A new generation of telecommunication satellite constellations known as mega constellations is trending. These technological state-of-the-art systems are characterized by unprecedented scale of satellites — up to hundreds and thousands of satellites — enabled by the mass-production of small satellites. Examples of such global telecommunication systems are OneWeb and SpaceX, which each planning to use 900 and 4,425 satellites, respectively.
However, these satellite constellation systems are known to be prone to various uncertainties arising from the ever-changing market, geopolitical, and administrative issues and, therefore, pose great financial risks. Deploying for a final-operational-capability configuration at once can be extremely costly, usually in the order of multiple billions of dollars, and yet a failure to correctly predict the market demand may lead to financial collapse as observed in the prior generation systems — Iridium and Globalstar filed for bankruptcies in 1999 and 2002, respectively.

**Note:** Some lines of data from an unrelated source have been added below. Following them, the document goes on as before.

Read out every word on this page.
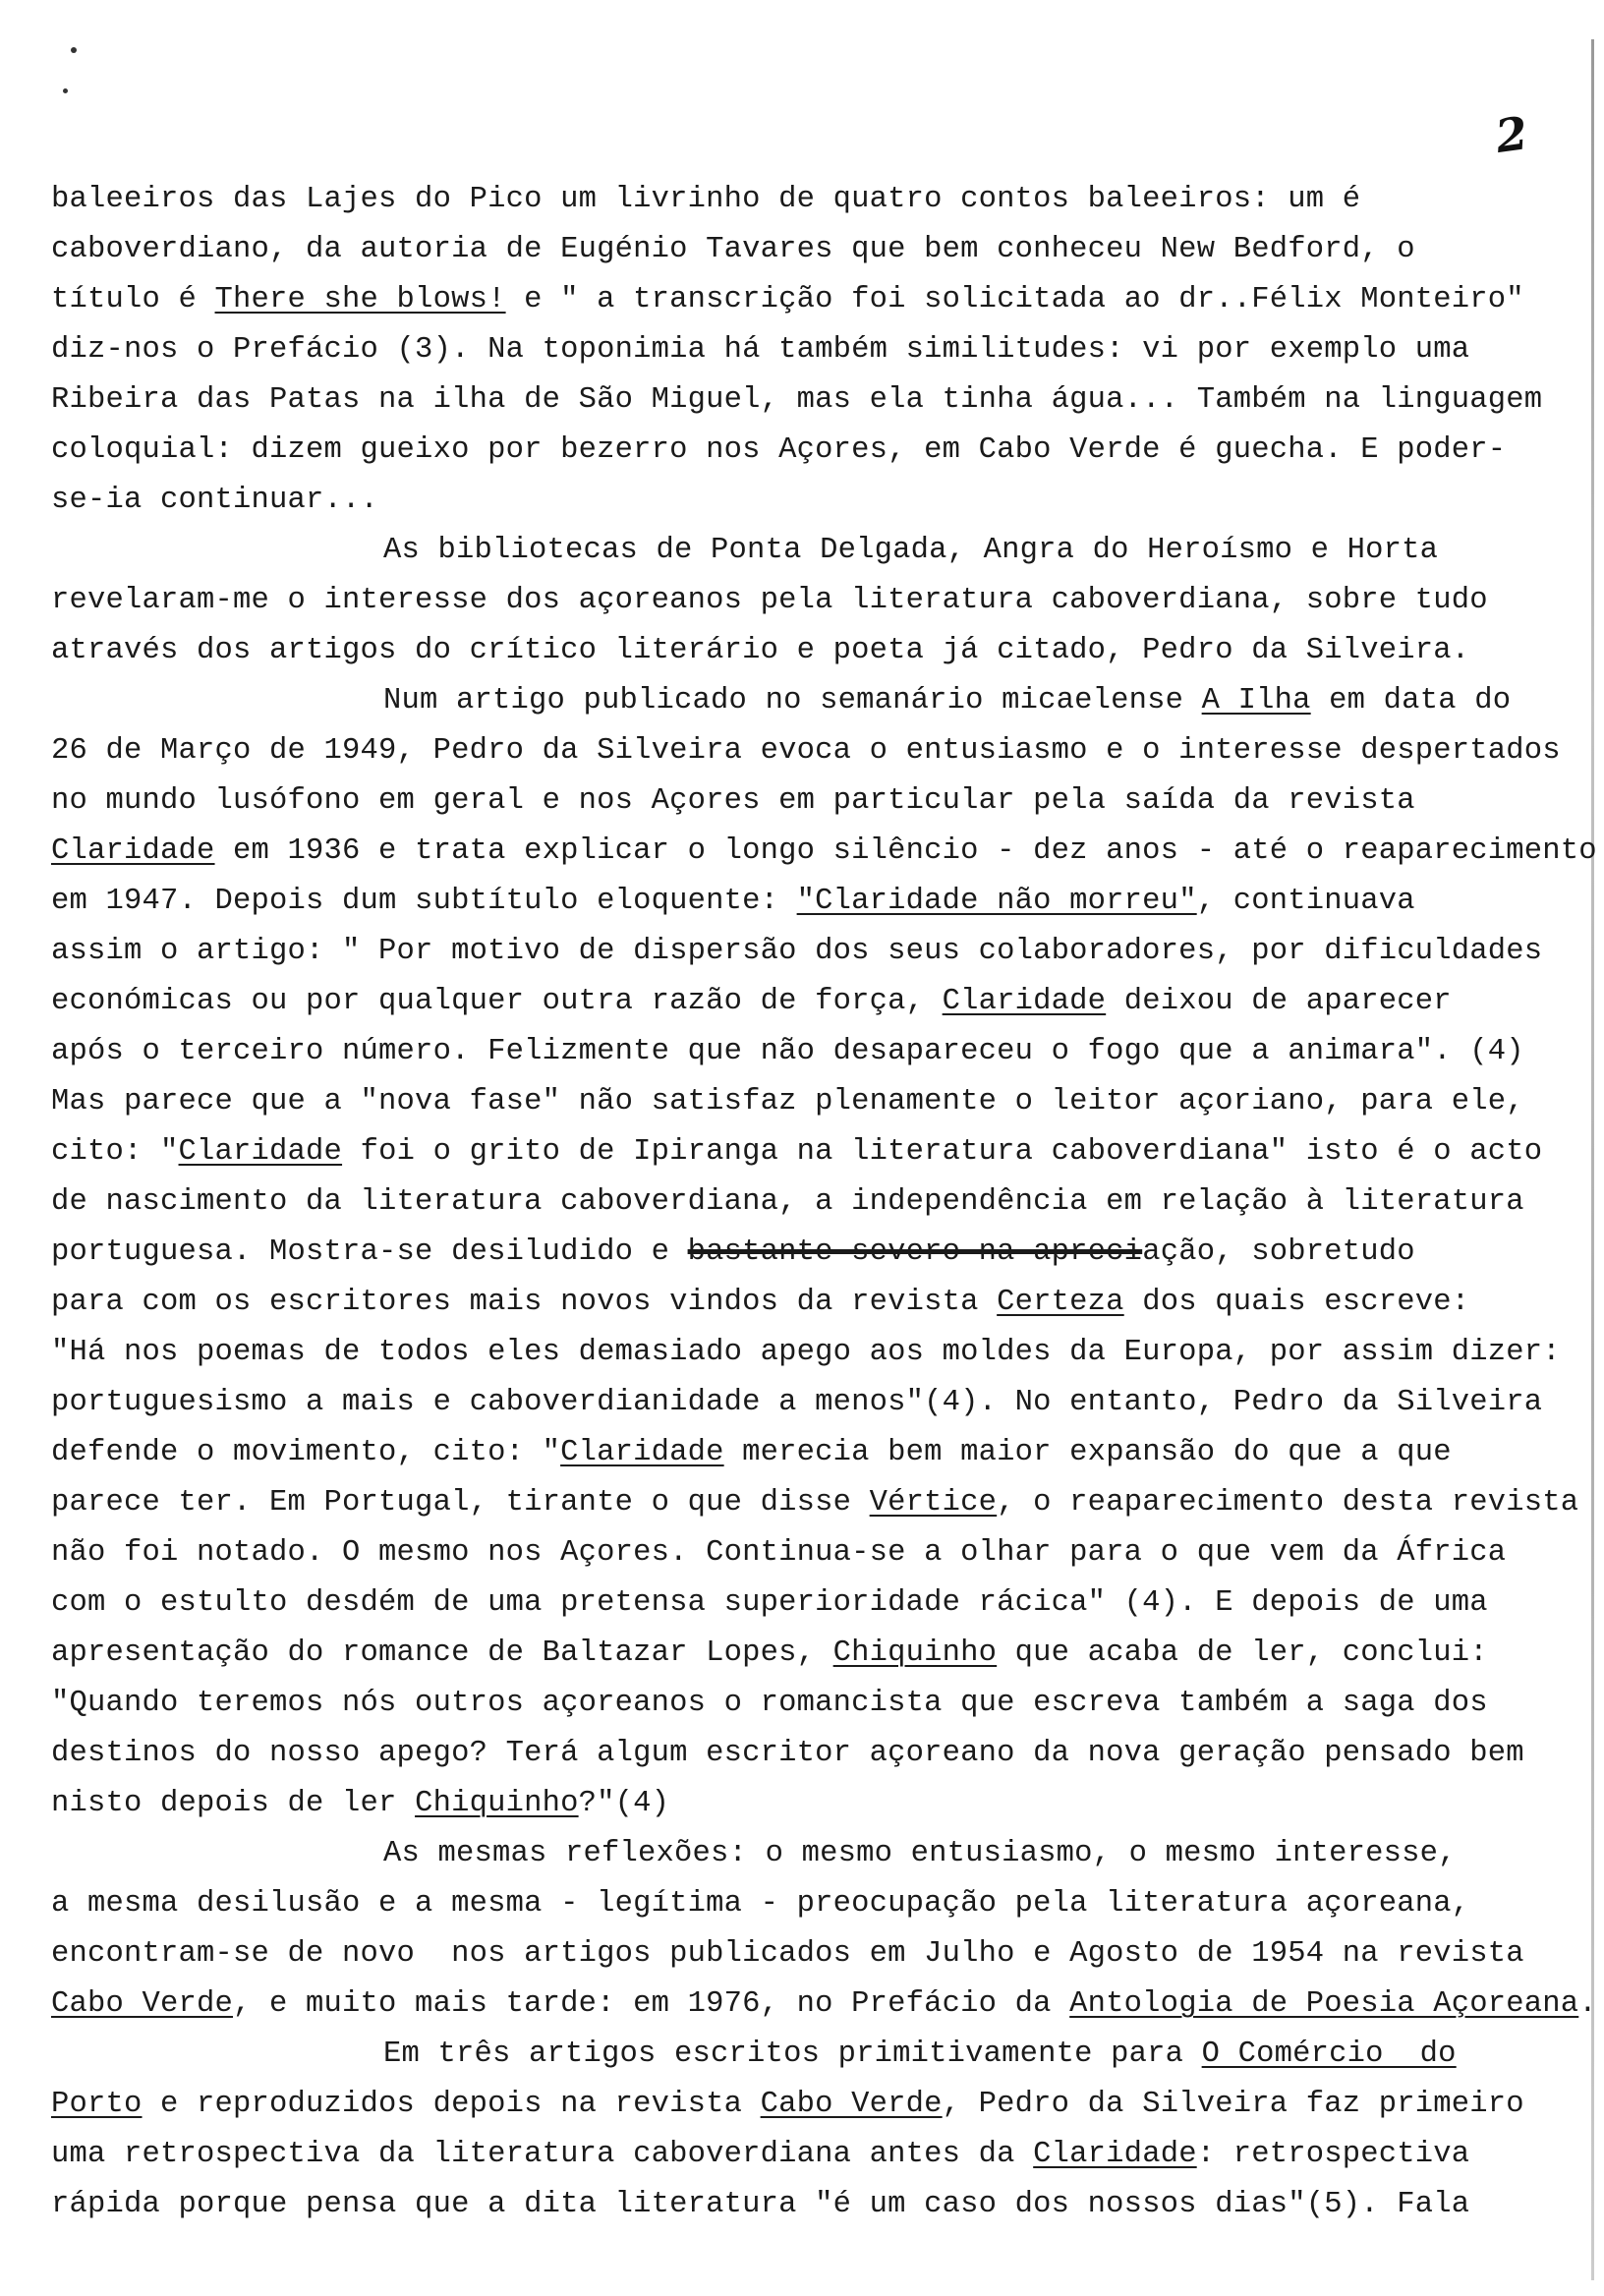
2
baleeiros das Lajes do Pico um livrinho de quatro contos baleeiros: um é
caboverdiano, da autoria de Eugénio Tavares que bem conheceu New Bedford, o
título é There she blows! e " a transcrição foi solicitada ao dr..Félix Monteiro"
diz-nos o Prefácio (3). Na toponimia há também similitudes: vi por exemplo uma
Ribeira das Patas na ilha de São Miguel, mas ela tinha água... Também na linguagem
coloquial: dizem gueixo por bezerro nos Açores, em Cabo Verde é guecha. E poder-
se-ia continuar...
As bibliotecas de Ponta Delgada, Angra do Heroísmo e Horta
revelaram-me o interesse dos açoreanos pela literatura caboverdiana, sobre tudo
através dos artigos do crítico literário e poeta já citado, Pedro da Silveira.
Num artigo publicado no semanário micaelense A Ilha em data do
26 de Março de 1949, Pedro da Silveira evoca o entusiasmo e o interesse despertados
no mundo lusófono em geral e nos Açores em particular pela saída da revista
Claridade em 1936 e trata explicar o longo silêncio - dez anos - até o reaparecimento
em 1947. Depois dum subtítulo eloquente: "Claridade não morreu", continuava
assim o artigo: " Por motivo de dispersão dos seus colaboradores, por dificuldades
económicas ou por qualquer outra razão de força, Claridade deixou de aparecer
após o terceiro número. Felizmente que não desapareceu o fogo que a animara". (4)
Mas parece que a "nova fase" não satisfaz plenamente o leitor açoriano, para ele,
cito: "Claridade foi o grito de Ipiranga na literatura caboverdiana" isto é o acto
de nascimento da literatura caboverdiana, a independência em relação à literatura
portuguesa. Mostra-se desiludido e bastante severo na apreciação, sobretudo
para com os escritores mais novos vindos da revista Certeza dos quais escreve:
"Há nos poemas de todos eles demasiado apego aos moldes da Europa, por assim dizer:
portuguesismo a mais e caboverdianidade a menos"(4). No entanto, Pedro da Silveira
defende o movimento, cito: "Claridade merecia bem maior expansão do que a que
parece ter. Em Portugal, tirante o que disse Vértice, o reaparecimento desta revista
não foi notado. O mesmo nos Açores. Continua-se a olhar para o que vem da África
com o estulto desdém de uma pretensa superioridade rácica" (4). E depois de uma
apresentação do romance de Baltazar Lopes, Chiquinho que acaba de ler, conclui:
"Quando teremos nós outros açoreanos o romancista que escreva também a saga dos
destinos do nosso apego? Terá algum escritor açoreano da nova geração pensado bem
nisto depois de ler Chiquinho?"(4)
As mesmas reflexões: o mesmo entusiasmo, o mesmo interesse,
a mesma desilusão e a mesma - legítima - preocupação pela literatura açoreana,
encontram-se de novo  nos artigos publicados em Julho e Agosto de 1954 na revista
Cabo Verde, e muito mais tarde: em 1976, no Prefácio da Antologia de Poesia Açoreana.
Em três artigos escritos primitivamente para O Comércio  do
Porto e reproduzidos depois na revista Cabo Verde, Pedro da Silveira faz primeiro
uma retrospectiva da literatura caboverdiana antes da Claridade: retrospectiva
rápida porque pensa que a dita literatura "é um caso dos nossos dias"(5). Fala
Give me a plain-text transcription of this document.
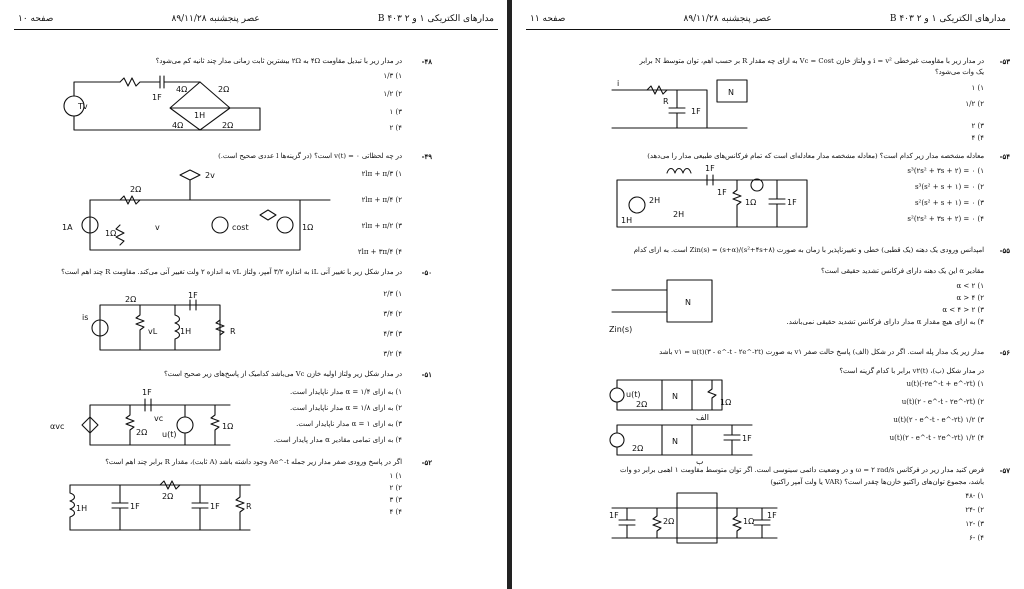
مدارهای الکتریکی ۱ و ۲ B ۴۰۳
عصر پنجشنبه ۸۹/۱۱/۲۸
صفحه ۱۰
-۴۸
در مدار زیر با تبدیل مقاومت ۴Ω به ۲Ω بیشترین ثابت زمانی مدار چند ثانیه کم می‌شود؟
۱) ۱/۳
۲) ۱/۲
۳) ۱
۴) ۲
Tv
1F
4Ω	2Ω
1H
4Ω	2Ω
-۴۹
در چه لحظاتی v(t) = ۰ است؟ (در گزینه‌ها l عددی صحیح است.)
۱) ۲lπ + π/۳
۲) ۲lπ + π/۴
۳) ۲lπ + π/۲
۴) ۲lπ + ۳π/۴
1A
2Ω
1Ω
v	cost	1Ω
2v
-۵۰
در مدار شکل زیر با تغییر آنی iL به اندازه ۳/۲ آمپر، ولتاژ vL به اندازه ۲ ولت تغییر آنی می‌کند. مقاومت R چند اهم است؟
۱) ۲/۳
۲) ۳/۴
۳) ۴/۳
۴) ۳/۲
is
vL	1H
1F
R
2Ω
-۵۱
در مدار شکل زیر ولتاژ اولیه خازن Vc می‌باشد کدامیک از پاسخ‌های زیر صحیح است؟
۱) به ازای α = ۱/۴ مدار ناپایدار است.
۲) به ازای α = ۱/۸ مدار ناپایدار است.
۳) به ازای α = ۱ مدار ناپایدار است.
۴) به ازای تمامی مقادیر α مدار پایدار است.
αvc
1F
vc
2Ω u(t)
1Ω
-۵۲
اگر در پاسخ ورودی صفر مدار زیر جمله Ae^-t وجود داشته باشد (A ثابت)، مقدار R برابر چند اهم است؟
۱) ۱
۲) ۲
۳) ۳
۴) ۴
1H	1F
2Ω
1F	R
مدارهای الکتریکی ۱ و ۲ B ۴۰۳
عصر پنجشنبه ۸۹/۱۱/۲۸
صفحه ۱۱
-۵۳
در مدار زیر با مقاومت غیرخطی i = v² و ولتاژ خازن Vc = Cost به ازای چه مقدار R بر حسب اهم، توان متوسط N برابر
یک وات می‌شود؟
۱) ۱
۲) ۱/۲
۳) ۲
۴) ۴
i
R
N
1F
-۵۴
معادله مشخصه مدار زیر کدام است؟ (معادله مشخصه مدار معادله‌ای است که تمام فرکانس‌های طبیعی مدار را می‌دهد)
۱) s³(۲s² + ۳s + ۲) = ۰
۲) s³(s² + s + ۱) = ۰
۳) s²(s² + s + ۱) = ۰
۴) s²(۲s² + ۳s + ۲) = ۰
2H
1F
1Ω	1F
1H
2H
1F
-۵۵
امپدانس ورودی یک دهنه (یک قطبی) خطی و تغییرناپذیر با زمان به صورت Zin(s) = (s+α)/(s²+۴s+۸) است. به ازای کدام
مقادیر α این یک دهنه دارای فرکانس تشدید حقیقی است؟
۱) α < ۲
۲) α > ۴
۳) ۲ < α < ۴
۴) به ازای هیچ مقدار α مدار دارای فرکانس تشدید حقیقی نمی‌باشد.
N
Zin(s)
-۵۶
مدار زیر یک مدار پله است. اگر در شکل (الف) پاسخ حالت صفر v۱ به صورت v۱ = u(t)(۳ - e^-t - ۲e^-۲t) باشد
در مدار شکل (ب)، v۲(t) برابر با کدام گزینه است؟
۱) u(t)(-۲e^-t + e^-۲t)
۲) u(t)(۲ - e^-t - ۲e^-۲t)
۳) ۱/۲ u(t)(۲ - e^-t - e^-۲t)
۴) ۱/۲ u(t)(۲ - e^-t - ۲e^-۲t)
u(t)
2Ω
N
1Ω
2Ω
N	1F
الف
ب
-۵۷
فرض کنید مدار زیر در فرکانس ω = ۲ rad/s و در وضعیت دائمی سینوسی است. اگر توان متوسط مقاومت ۱ اهمی برابر دو وات
باشد، مجموع توان‌های راکتیو خازن‌ها چقدر است؟ (VAR یا ولت آمپر راکتیو)
۱) -۴۸
۲) -۲۴
۳) -۱۲
۴) -۶
1F
2Ω	1Ω
1F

What can be done to avoid such financial catastrophe? For a high-cost constellation system, a flexible option to deploy its global coverage configurations in stages can be considered — deploying an initial-operational-capability (IOC) configuration at first and gradually increasing its system capacity by deploying additional configurations. A real options analysis can be adopted at each determination point whether or not to increase its system capacity via an additional deployment.
This global staged deployment strategy can be effective when the demand is uniformly distributed over the globe and a relatively low-quality service with a small number of visible satellites is tolerable at the initial phase. Unfortunately, however, the actual communication market is often not uniformly distributed over the globe; there are the highly profitable areas of interest, like Europe and the US, and the less profitable areas of interest, like the Pacific Ocean. In addition, a low-quality service is often not satisfactory in the competitive environment of the communication business. Therefore, the global staged deployment strategy may not be the best strategy to overcome the financial hurdle of mega-constellations deployment.
In response to this challenge, a group of researchers, led by Professor Koki Ho, from the University of Illinois at Urbana-Champaign and Mitsubishi Electric Company proposed a staged deployment strategy that considers the evolution of areas of interest in time. This approach commences the staged deployment strategy with the IOC configuration over a local region. Instead of sparsely distributed satellites around the globe, this strategy leverages the repeating ground track orbits to let the constellation cover a particular region and provide satisfactory services in that local area. Each stage of deployment is considered to have its own regional area of interest, and the deployment can start from profitable regions, then cover less profitable ones, and eventually provide global coverage.
One key challenge in this strategy is the uncertainties in the temporal evolution of the areas of interest due to the difficulty of accurate future demand forecasts. In the considered staged deployment strategy, the area of interest for the first stage is selected by the designer of the system based on the initial demand analysis but the area of interest for the following stages remain uncertain among a few candidates. A stochastic optimization over different demand scenarios is then conducted to minimize the expected cost of the system under uncertainty in the evolution of areas of interest. The cost of the system includes manufacturing and launching costs of satellites and accounts for satellite decommission strategies.
The case study considers a two-stage deployment strategy from the first stage perspective where the area of interest of the first stage is Japan while the candidates for the area of interest of the second stage are the contiguous United States (CONUS), Europe, or India. Each of the second stage candidates has the probability of the selection as the second stage area of interest determined by the demand model.
The results of the stochastic optimization of the two-stage deployment strategy suggest that the optimized two-stage configuration can save about 28.9% and 19.5% of the lifecycle costs when compared to that of the global coverage constellation for unique and same satellite design cases, respectively. The resulting configuration forms an asymmetric multi-layered constellation.
The proposed framework can be further generalized to handle multiple regions and multiple stages with the possible consideration of the global coverage in the final stage.